The given integral in the image is:

$\int_0^{\ln(2)} \frac{\ln(1 + e^x)}{e^x} \, dx$

Let me proceed by solving this step by step.

Step 1: Substitution

We can simplify the integrand by substituting $e^x$. Let: $u = e^x \implies du = e^x dx$ When $x = 0$, $u = 1$. When $x = \ln(2)$, $u = 2$.

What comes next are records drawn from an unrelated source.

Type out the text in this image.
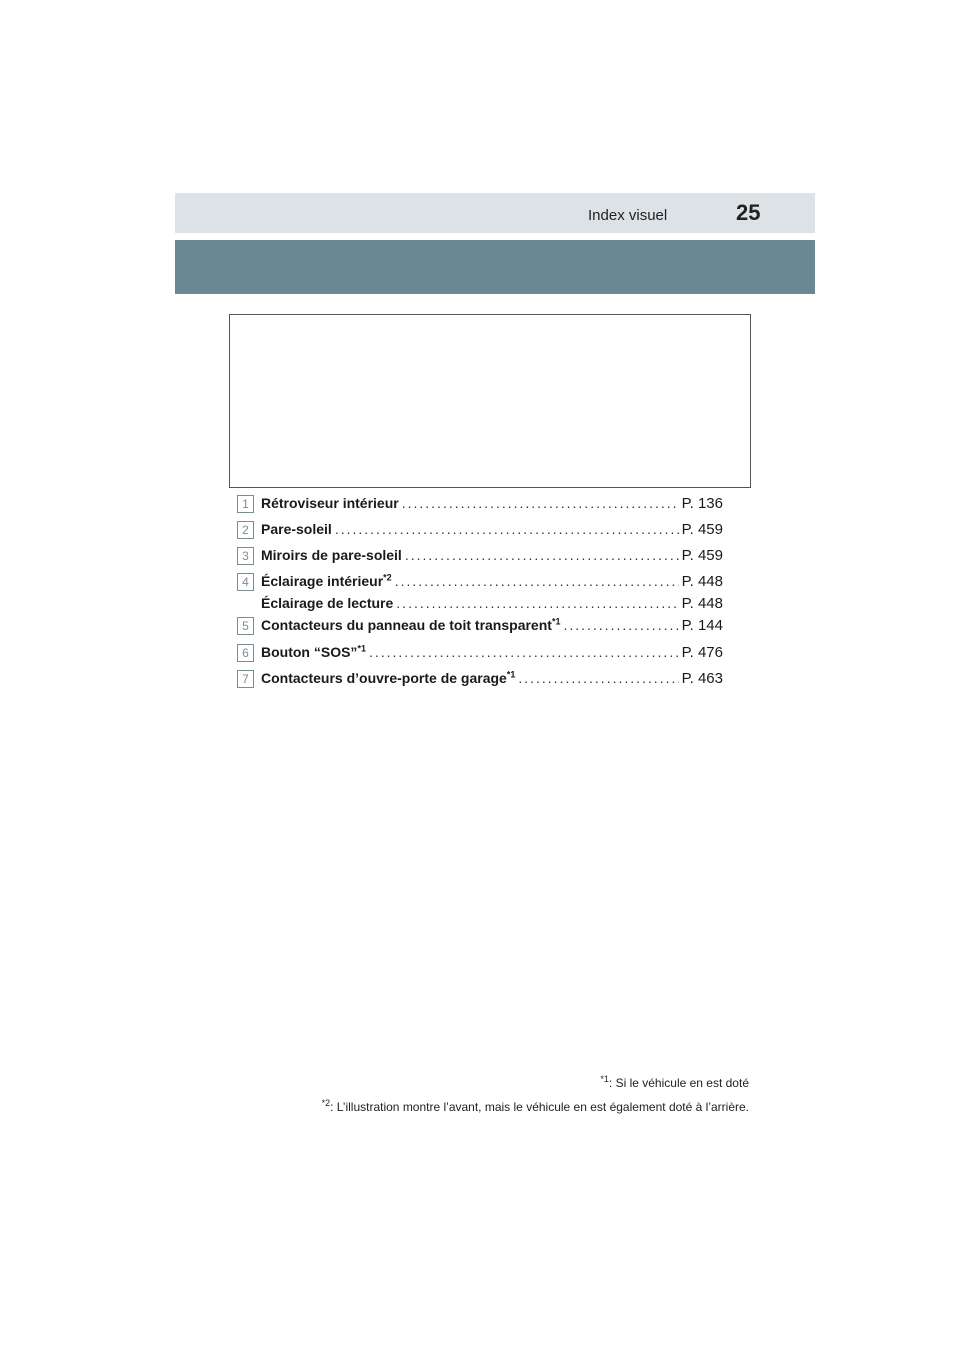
Index visuel	25
1 Rétroviseur intérieur .....	P. 136
2 Pare-soleil .....	P. 459
3 Miroirs de pare-soleil .....	P. 459
4 Éclairage intérieur$^{*2}$ .....	P. 448
Éclairage de lecture .....	P. 448
5 Contacteurs du panneau de toit transparent$^{*1}$ .....	P. 144
6 Bouton “SOS”$^{*1}$ .....	P. 476
7 Contacteurs d’ouvre-porte de garage$^{*1}$ .....	P. 463
$^{*1}$: Si le véhicule en est doté
$^{*2}$: L’illustration montre l’avant, mais le véhicule en est également doté à l’arrière.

Now the integral becomes: $\int_1^2 \frac{\ln(1 + u)}{u} \, du$

Step 2: Recognizing the integral

This is a standard integral form: $\int \frac{\ln(1+u)}{u} \, du$

It is known that: $\int \frac{\ln(1+u)}{u} \, du = \frac{1}{2} \ln^2(1 + u)$

Step 3: Applying limits

Now apply the limits from $u = 1$ to $u = 2$: [ \frac{1}{2} \left[ \ln^2(1 + 2) - \ln^2(1 + 1) \right] = \frac{1}{2} \left[ \ln^2(3) - \ln^2(2) \right] ]

Thus, the value of the integral is: $\frac{1}{2} \left( \ln^2(3) - \ln^2(2) \right)$

This is the final answer.

Final Result:

$\int_0^{\ln(2)} \frac{\ln(1 + e^x)}{e^x} \, dx = \frac{1}{2} \left( \ln^2(3) - \ln^2(2) \right)$

Would you like any further details or clarifications?

Here are 5 related questions you might want to explore:

1. How can you solve integrals involving logarithmic and exponential functions?
2. What is the significance of substitution in solving integrals?
3. How would you handle integrals with more complex limits of integration?
4. Can you generalize this type of integral for different limits?
5. How would you approach solving this integral using numerical methods?

Tip: When faced with integrals involving logarithmic functions, always look for opportunities to use substitution to simplify the terms.